The attack they have been waiting for begins.

Enemy storm troops rush forward. Shouts and screams. Monelli glimpses a grey swarm moving rapidly. They are attacking in tight groups, unusually tight for 1917. They consist of their own equivalents in the enemy army—Austrian Alpenjäger. Shouts and screams and
gunshots. Weapons open fire, machine guns rattle, bullets whistle past. Monelli sees some of his own troops: De Fanti, Romanin, Tromboni, De Riva. They are unshaven and haggard and clearly just as determined to hold firm as he is. Their faces are remarkably calm. Shouts and screams and gunshots. The grey wave is slowing down, coming to a stop, being washed back. One of the other officers leaps up on the edge of the trench in triumphant ecstasy and screams abuse at the retreating enemy, who disappear back down into their own lines. They leave behind an uneven patchwork of motionless bodies. Shouts. Bodies hang heavily on the thin barbed-wire fence. That is how close they came.

This is repeated twice more. Then things settle down a little. A major in the artillery carefully looks over the edge and observes—with an expression that reveals his surprise—that the line actually did hold. He utters a few words of praise and disappears.

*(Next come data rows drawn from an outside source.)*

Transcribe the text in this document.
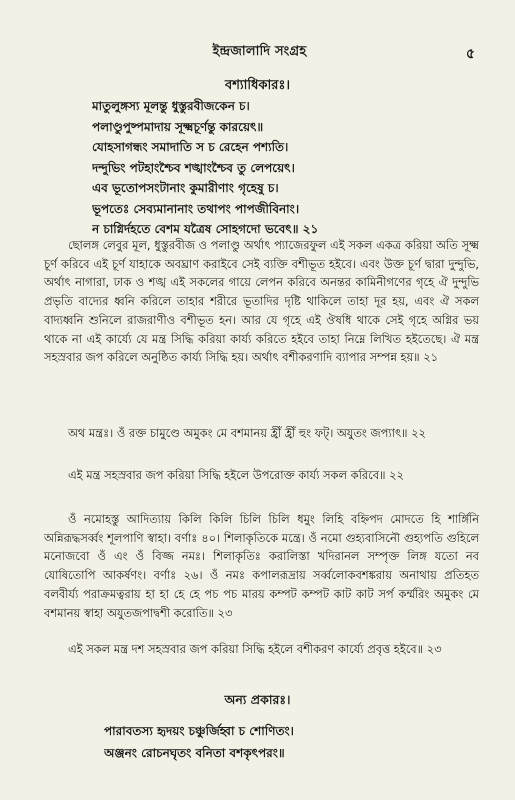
ইন্দ্রজালাদি সংগ্রহ	৫
বশ্যাধিকারঃ।
মাতুলুঙ্গস্য মূলন্তু ধুস্তুরবীজকেন চ।
পলাণ্ডুপুষ্পমাদায় সূক্ষ্মচূর্ণন্তু কারয়েৎ॥
যোহসাগন্ধং সমাদাতি স চ রেহেন পশ্যতি।
দন্দুভিং পটহাংশ্চৈব শঙ্খাংশ্চৈব তু লেপয়েৎ।
এব ভূতোপসংটানাং কুমারীণাং গৃহেষু চ।
ভূপতেঃ সেব্যমানানাং তথাপং পাপজীবিনাং।
ন চাগ্নির্দহতে বেশম যত্রৈষ সোহগদো ভবেৎ॥ ২১

ছোলঙ্গ লেবুর মূল, ধুস্তুরবীজ ও পলাণ্ডু অর্থাৎ প্যাজেরফুল এই সকল একত্র করিয়া অতি সূক্ষ্ম চূর্ণ করিবে এই চূর্ণ যাহাকে অবঘ্রাণ করাইবে সেই ব্যক্তি বশীভূত হইবে। এবং উক্ত চূর্ণ দ্বারা দুন্দুভি, অর্থাৎ নাগারা, ঢাক ও শঙ্খ এই সকলের গায়ে লেপন করিবে অনন্তর কামিনীগণের গৃহে ঐ দুন্দুভি প্রভৃতি বাদ্যের ধ্বনি করিলে তাহার শরীরে ভূতাদির দৃষ্টি থাকিলে তাহা দূর হয়, এবং ঐ সকল বাদ্যধ্বনি শুনিলে রাজরাণীও বশীভূত হন। আর যে গৃহে এই ঔষধি থাকে সেই গৃহে অগ্নির ভয় থাকে না এই কার্য্যে যে মন্ত্র সিদ্ধি করিয়া কার্য্য করিতে হইবে তাহা নিম্নে লিখিত হইতেছে। ঐ মন্ত্র সহস্রবার জপ করিলে অনুষ্ঠিত কার্য্য সিদ্ধি হয়। অর্থাৎ বশীকরণাদি ব্যাপার সম্পন্ন হয়॥ ২১

অথ মন্ত্রঃ। ওঁ রক্ত চামুণ্ডে অমুকং মে বশমানয় হ্রীঁ হ্রীঁ হুং ফট্। অযুতং জপ্যাৎ॥ ২২

এই মন্ত্র সহস্রবার জপ করিয়া সিদ্ধি হইলে উপরোক্ত কার্য্য সকল করিবে॥ ২২

ওঁ নমোহস্তু আদিত্যায় কিলি কিলি চিলি চিলি ধমুং লিহি বহ্নিপদ মোদতে হি শার্ঙ্গিনি অন্নিরূদ্ধসর্ব্বং শূলপাণি স্বাহা। বর্ণাঃ ৪০। শিলাকৃতিকে মন্ত্রে। ওঁ নমো গুহ্যবাসিনৌ গুহ্যপতি গুহিলে মনোজবো ওঁ এং ওঁ বিজ্জ নমঃ। শিলাকৃতিঃ করালিস্তা খদিরানল সম্পৃক্ত লিঙ্গ যতো নব যোষিতোপি আকর্ষণং। বর্ণাঃ ২৬। ওঁ নমঃ কপালরূদ্রায় সর্ব্বলোকবশঙ্করায় অনাথায় প্রতিহত বলবীর্য্য পরাক্রমত্বরায় হা হা হে হে পচ পচ মারয় কম্পট কম্পট কাট কাট সর্প কর্ম্মরিং অমুকং মে বশমানয় স্বাহা অযুতজপাদ্বশী করোতি॥ ২৩

এই সকল মন্ত্র দশ সহস্রবার জপ করিয়া সিদ্ধি হইলে বশীকরণ কার্য্যে প্রবৃত্ত হইবে॥ ২৩

অন্য প্রকারঃ।
পারাবতস্য হৃদয়ং চঞ্চুর্জিহ্বা চ শোণিতং।
অঞ্জনং রোচনঘৃতং বনিতা বশকৃৎপরং॥
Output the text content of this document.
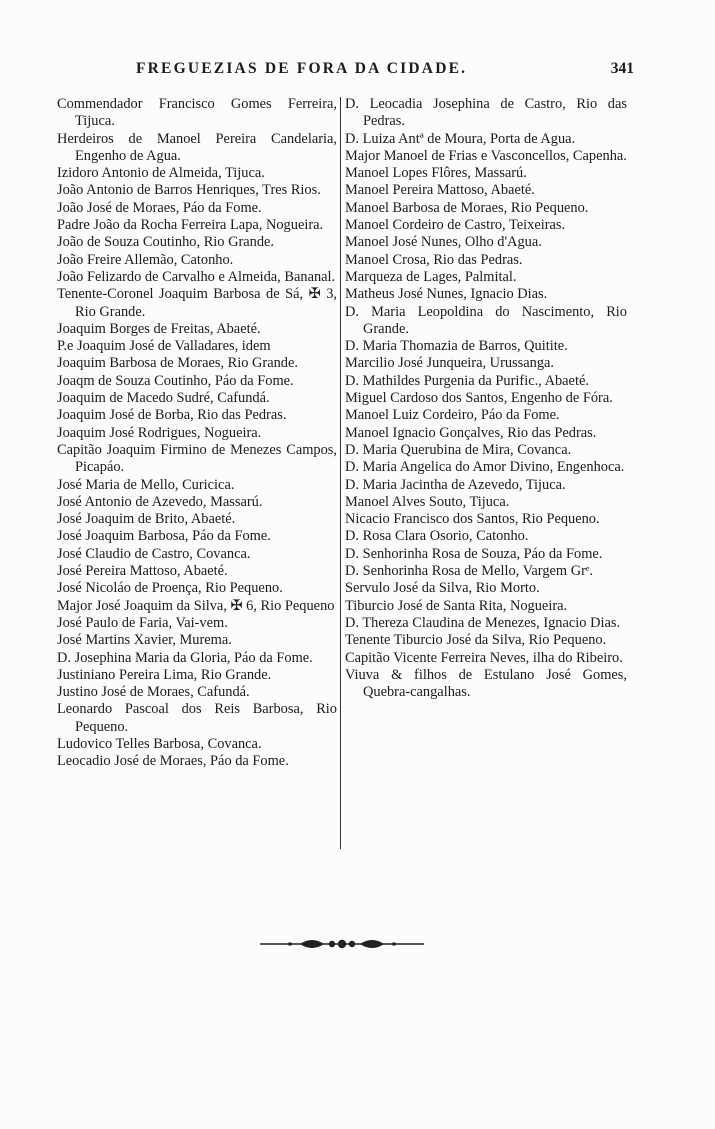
FREGUEZIAS DE FORA DA CIDADE.	341
Commendador Francisco Gomes Ferreira, Tijuca.
Herdeiros de Manoel Pereira Candelaria, Engenho de Agua.
Izidoro Antonio de Almeida, Tijuca.
João Antonio de Barros Henriques, Tres Rios.
João José de Moraes, Páo da Fome.
Padre João da Rocha Ferreira Lapa, Nogueira.
João de Souza Coutinho, Rio Grande.
João Freire Allemão, Catonho.
João Felizardo de Carvalho e Almeida, Bananal.
Tenente-Coronel Joaquim Barbosa de Sá, ✠ 3, Rio Grande.
Joaquim Borges de Freitas, Abaeté.
P.e Joaquim José de Valladares, idem
Joaquim Barbosa de Moraes, Rio Grande.
Joaqm de Souza Coutinho, Páo da Fome.
Joaquim de Macedo Sudré, Cafundá.
Joaquim José de Borba, Rio das Pedras.
Joaquim José Rodrigues, Nogueira.
Capitão Joaquim Firmino de Menezes Campos, Picapáo.
José Maria de Mello, Curicica.
José Antonio de Azevedo, Massarú.
José Joaquim de Brito, Abaeté.
José Joaquim Barbosa, Páo da Fome.
José Claudio de Castro, Covanca.
José Pereira Mattoso, Abaeté.
José Nicoláo de Proença, Rio Pequeno.
Major José Joaquim da Silva, ✠ 6, Rio Pequeno
José Paulo de Faria, Vai-vem.
José Martins Xavier, Murema.
D. Josephina Maria da Gloria, Páo da Fome.
Justiniano Pereira Lima, Rio Grande.
Justino José de Moraes, Cafundá.
Leonardo Pascoal dos Reis Barbosa, Rio Pequeno.
Ludovico Telles Barbosa, Covanca.
Leocadio José de Moraes, Páo da Fome.
D. Leocadia Josephina de Castro, Rio das Pedras.
D. Luiza Antª de Moura, Porta de Agua.
Major Manoel de Frias e Vasconcellos, Capenha.
Manoel Lopes Flôres, Massarú.
Manoel Pereira Mattoso, Abaeté.
Manoel Barbosa de Moraes, Rio Pequeno.
Manoel Cordeiro de Castro, Teixeiras.
Manoel José Nunes, Olho d'Agua.
Manoel Crosa, Rio das Pedras.
Marqueza de Lages, Palmital.
Matheus José Nunes, Ignacio Dias.
D. Maria Leopoldina do Nascimento, Rio Grande.
D. Maria Thomazia de Barros, Quitite.
Marcilio José Junqueira, Urussanga.
D. Mathildes Purgenia da Purific., Abaeté.
Miguel Cardoso dos Santos, Engenho de Fóra.
Manoel Luiz Cordeiro, Páo da Fome.
Manoel Ignacio Gonçalves, Rio das Pedras.
D. Maria Querubina de Mira, Covanca.
D. Maria Angelica do Amor Divino, Engenhoca.
D. Maria Jacintha de Azevedo, Tijuca.
Manoel Alves Souto, Tijuca.
Nicacio Francisco dos Santos, Rio Pequeno.
D. Rosa Clara Osorio, Catonho.
D. Senhorinha Rosa de Souza, Páo da Fome.
D. Senhorinha Rosa de Mello, Vargem Grᵉ.
Servulo José da Silva, Rio Morto.
Tiburcio José de Santa Rita, Nogueira.
D. Thereza Claudina de Menezes, Ignacio Dias.
Tenente Tiburcio José da Silva, Rio Pequeno.
Capitão Vicente Ferreira Neves, ilha do Ribeiro.
Viuva & filhos de Estulano José Gomes, Quebra-cangalhas.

Monelli takes out his journal when the battle is over and, under today’s date, writes just three words: “
Non é passato
.” He did not get through. That is all.
hh

MONDAY
, 3
DECEMBER
1917
Elfriede Kuhr watches a coffin leave Schneidemühl

The day is bitterly cold but she stands there anyway. She waits for two endless hours, holding in her hand a rose she has bought with her savings. At about half past two the first rattle of drums can be heard. Then more noises: first the tramp of boots marching in perfect time, then wind instruments, then singing. She can see the procession now: the band in field grey at the front, then the padre, followed by the hearse and the mourners, and lastly a guard of honour of soldiers in steel helmets and carrying rifles.

The mourners? She ought to join them—after all, she is one of them.

Lieutenant Werner Waldecker is dead. He lost his life when his plane crashed two days ago. Elfriede heard the news when she got to school
yesterday. It is as if there is a “gaping black hole” in her head and all her movements are mechanical. The hole has now been filled with two questions. The first is, what does he look like now? Has his head been smashed, shattered to pieces? The second, how am I to keep my feelings hidden?

The hearse rolls towards her. She sees the coffin. It is brown and has a flat lid with a wreath lying on it. When the hearse draws level with her she takes a few steps forward and throws her rose up on the coffin. The rose slips off and falls onto the street.